安楽死を希望しても応じてくれる医師が見つからない患者のために、医師と看護師のチームが車で駆けつけて自宅で安楽死させてくれるという衝撃的なニュースである。
さらには70歳以上の健康な高齢者にも、自己決定で安楽死を認める法改正を求める声も出てきているという。
こういう世論を背景に、オランダには25歳以上の重症脳損傷患者を治療するための専門医療機関がつくられていないという。
また同様に安楽死を合法化しているベルギーでは、安楽死と同時に臓器提供を自己決定するなら、臓器提供をうけるレシピエントが待機する隣の手術室で死んでもらい、すばやく臓器移植をおこなおう事例がみられている。
合法化していく積極的安楽死
また、米国オレゴン州では、ガン患者に対して抗がん剤治療の公的保険給付は認められないが、自殺幇助(積極的安楽死)を希望するなら給付を認めるというショッキングな通知が届くという。
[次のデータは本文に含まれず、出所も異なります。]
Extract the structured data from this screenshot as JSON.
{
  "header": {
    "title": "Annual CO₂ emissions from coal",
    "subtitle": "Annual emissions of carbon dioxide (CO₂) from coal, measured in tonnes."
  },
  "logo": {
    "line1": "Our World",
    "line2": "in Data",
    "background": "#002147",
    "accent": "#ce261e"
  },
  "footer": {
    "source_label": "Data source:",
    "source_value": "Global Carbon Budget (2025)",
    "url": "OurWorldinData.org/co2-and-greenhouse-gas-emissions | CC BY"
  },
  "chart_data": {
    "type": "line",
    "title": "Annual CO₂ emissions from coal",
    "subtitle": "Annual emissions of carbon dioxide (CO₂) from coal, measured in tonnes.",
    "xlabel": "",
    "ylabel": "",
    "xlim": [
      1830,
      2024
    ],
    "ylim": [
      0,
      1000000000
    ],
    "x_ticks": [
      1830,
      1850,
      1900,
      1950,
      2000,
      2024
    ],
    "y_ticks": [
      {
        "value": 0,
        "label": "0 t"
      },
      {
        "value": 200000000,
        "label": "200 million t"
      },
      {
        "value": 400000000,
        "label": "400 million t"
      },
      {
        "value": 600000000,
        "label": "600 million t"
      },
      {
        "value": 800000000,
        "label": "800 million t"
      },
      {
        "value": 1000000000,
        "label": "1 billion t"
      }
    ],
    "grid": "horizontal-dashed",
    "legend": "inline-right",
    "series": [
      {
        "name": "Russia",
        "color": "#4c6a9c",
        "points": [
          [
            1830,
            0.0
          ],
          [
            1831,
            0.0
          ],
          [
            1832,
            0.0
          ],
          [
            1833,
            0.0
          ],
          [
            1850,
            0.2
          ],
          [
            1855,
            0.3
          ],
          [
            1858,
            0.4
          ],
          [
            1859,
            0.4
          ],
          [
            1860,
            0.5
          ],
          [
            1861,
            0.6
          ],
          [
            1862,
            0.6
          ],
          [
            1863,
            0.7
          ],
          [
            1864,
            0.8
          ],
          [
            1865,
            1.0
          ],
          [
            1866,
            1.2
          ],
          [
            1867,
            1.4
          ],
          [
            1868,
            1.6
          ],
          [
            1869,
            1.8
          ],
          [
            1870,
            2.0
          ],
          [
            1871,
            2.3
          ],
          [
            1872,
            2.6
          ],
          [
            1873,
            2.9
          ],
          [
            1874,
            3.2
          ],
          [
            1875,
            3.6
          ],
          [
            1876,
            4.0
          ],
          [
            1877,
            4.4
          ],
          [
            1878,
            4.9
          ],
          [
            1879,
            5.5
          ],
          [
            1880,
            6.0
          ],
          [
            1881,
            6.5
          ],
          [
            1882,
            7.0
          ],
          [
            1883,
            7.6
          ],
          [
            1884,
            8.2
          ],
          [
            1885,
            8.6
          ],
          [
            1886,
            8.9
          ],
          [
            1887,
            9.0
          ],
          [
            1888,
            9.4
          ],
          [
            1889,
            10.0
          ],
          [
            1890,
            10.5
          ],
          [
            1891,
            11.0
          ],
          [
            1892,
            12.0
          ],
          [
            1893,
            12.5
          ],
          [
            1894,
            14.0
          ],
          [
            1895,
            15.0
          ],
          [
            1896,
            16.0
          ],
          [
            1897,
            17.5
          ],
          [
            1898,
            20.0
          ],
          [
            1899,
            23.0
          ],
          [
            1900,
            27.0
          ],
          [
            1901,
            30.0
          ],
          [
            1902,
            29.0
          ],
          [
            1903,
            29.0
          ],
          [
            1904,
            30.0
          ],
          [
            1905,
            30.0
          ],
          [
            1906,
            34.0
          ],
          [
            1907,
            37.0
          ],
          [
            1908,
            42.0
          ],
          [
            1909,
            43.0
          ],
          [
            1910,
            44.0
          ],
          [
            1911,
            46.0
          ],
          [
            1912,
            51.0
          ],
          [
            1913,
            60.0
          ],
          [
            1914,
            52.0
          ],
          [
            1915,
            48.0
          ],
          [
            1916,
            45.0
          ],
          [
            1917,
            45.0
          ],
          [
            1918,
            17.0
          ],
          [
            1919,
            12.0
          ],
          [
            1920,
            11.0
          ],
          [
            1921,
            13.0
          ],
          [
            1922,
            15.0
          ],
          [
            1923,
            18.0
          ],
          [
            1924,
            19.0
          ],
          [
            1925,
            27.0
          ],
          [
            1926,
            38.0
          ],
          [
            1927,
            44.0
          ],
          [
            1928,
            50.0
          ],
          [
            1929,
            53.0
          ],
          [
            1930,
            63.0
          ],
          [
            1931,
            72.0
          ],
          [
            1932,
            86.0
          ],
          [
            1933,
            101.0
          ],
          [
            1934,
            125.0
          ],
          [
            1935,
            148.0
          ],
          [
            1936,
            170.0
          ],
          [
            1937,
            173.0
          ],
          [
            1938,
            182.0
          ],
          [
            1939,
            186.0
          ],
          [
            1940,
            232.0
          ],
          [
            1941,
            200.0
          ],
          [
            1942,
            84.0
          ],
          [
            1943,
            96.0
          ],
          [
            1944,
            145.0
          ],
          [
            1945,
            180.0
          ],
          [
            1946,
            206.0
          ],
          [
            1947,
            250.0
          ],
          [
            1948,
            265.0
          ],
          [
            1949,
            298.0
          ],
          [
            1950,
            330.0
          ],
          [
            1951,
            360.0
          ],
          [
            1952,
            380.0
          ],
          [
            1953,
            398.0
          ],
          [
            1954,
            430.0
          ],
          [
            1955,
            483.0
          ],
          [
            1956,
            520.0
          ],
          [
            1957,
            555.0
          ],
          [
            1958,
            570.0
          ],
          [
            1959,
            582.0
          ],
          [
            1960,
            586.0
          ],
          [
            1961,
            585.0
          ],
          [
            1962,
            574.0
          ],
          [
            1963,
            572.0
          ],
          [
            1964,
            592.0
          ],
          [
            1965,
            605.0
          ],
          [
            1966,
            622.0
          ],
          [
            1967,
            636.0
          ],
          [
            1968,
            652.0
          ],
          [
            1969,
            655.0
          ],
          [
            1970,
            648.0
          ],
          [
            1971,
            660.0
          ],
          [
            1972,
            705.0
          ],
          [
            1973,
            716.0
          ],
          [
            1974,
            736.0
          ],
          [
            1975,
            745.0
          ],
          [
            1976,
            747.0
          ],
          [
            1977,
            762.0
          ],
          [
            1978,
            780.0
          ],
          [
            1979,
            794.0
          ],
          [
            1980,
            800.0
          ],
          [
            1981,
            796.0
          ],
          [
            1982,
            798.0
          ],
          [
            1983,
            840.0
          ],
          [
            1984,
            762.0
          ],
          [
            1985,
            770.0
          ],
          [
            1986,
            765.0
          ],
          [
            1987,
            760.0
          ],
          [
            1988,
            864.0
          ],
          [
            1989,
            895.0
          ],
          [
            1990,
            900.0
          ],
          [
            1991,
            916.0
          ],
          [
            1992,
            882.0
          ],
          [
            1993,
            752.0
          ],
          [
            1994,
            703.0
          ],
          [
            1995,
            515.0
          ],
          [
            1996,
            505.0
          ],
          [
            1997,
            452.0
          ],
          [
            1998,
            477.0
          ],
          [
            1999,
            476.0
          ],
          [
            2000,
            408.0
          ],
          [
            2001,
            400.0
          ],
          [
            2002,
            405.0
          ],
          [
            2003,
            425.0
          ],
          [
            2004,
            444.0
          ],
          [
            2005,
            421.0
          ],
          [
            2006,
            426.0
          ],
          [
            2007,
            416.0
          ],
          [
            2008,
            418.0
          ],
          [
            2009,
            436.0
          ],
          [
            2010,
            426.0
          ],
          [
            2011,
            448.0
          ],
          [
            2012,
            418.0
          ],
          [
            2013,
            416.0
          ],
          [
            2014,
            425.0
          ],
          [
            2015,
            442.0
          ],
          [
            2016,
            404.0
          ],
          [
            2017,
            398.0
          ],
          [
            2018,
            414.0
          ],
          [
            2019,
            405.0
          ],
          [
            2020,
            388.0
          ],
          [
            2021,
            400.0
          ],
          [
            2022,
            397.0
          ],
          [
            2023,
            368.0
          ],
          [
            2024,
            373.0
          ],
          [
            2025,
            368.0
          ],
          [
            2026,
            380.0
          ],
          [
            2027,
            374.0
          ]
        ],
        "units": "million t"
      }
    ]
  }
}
さらにスイスのヴォ―州では、不治の病または怪我を負った場合本人に自己決定できる能力があれば、医療側は自殺幇助希望者の意思を尊重しなければならないことになっており、医師が薬物などで安楽死させることになっている。
スイスには国内在住者を対象にした「エグジット」という自殺幇助機関(2011年300人以上死亡)のほかに、外国人をも受け入れる「ディグニタス」という合法的な非営利組織(2011年144人死亡)も活動している。
ここでは慈悲殺の介添えに習熟したひとが睡眠薬を渡し、それを飲んだ人は安らかに死に至る。苦痛を訴えるひとは一人もいないという。
しかしいくら合法的とはいえ、自分の身の回りで自殺幇助が頻繁におこなわれるとなると、気持ちのいいものではない。
エグジットは老人ホームか自宅での安楽死のため問題化していないが、外国人相手のディグニタスはアパートなどを使用するため、地域住民から非難の声があがり、しばしば立ち退きを余儀なくさせられているという。
このように、世界的には積極的安楽死が徐々に合法化される趨勢にあるが、現在の我が国の国民感情からは、当分受け入れがたいのではないかと思われる。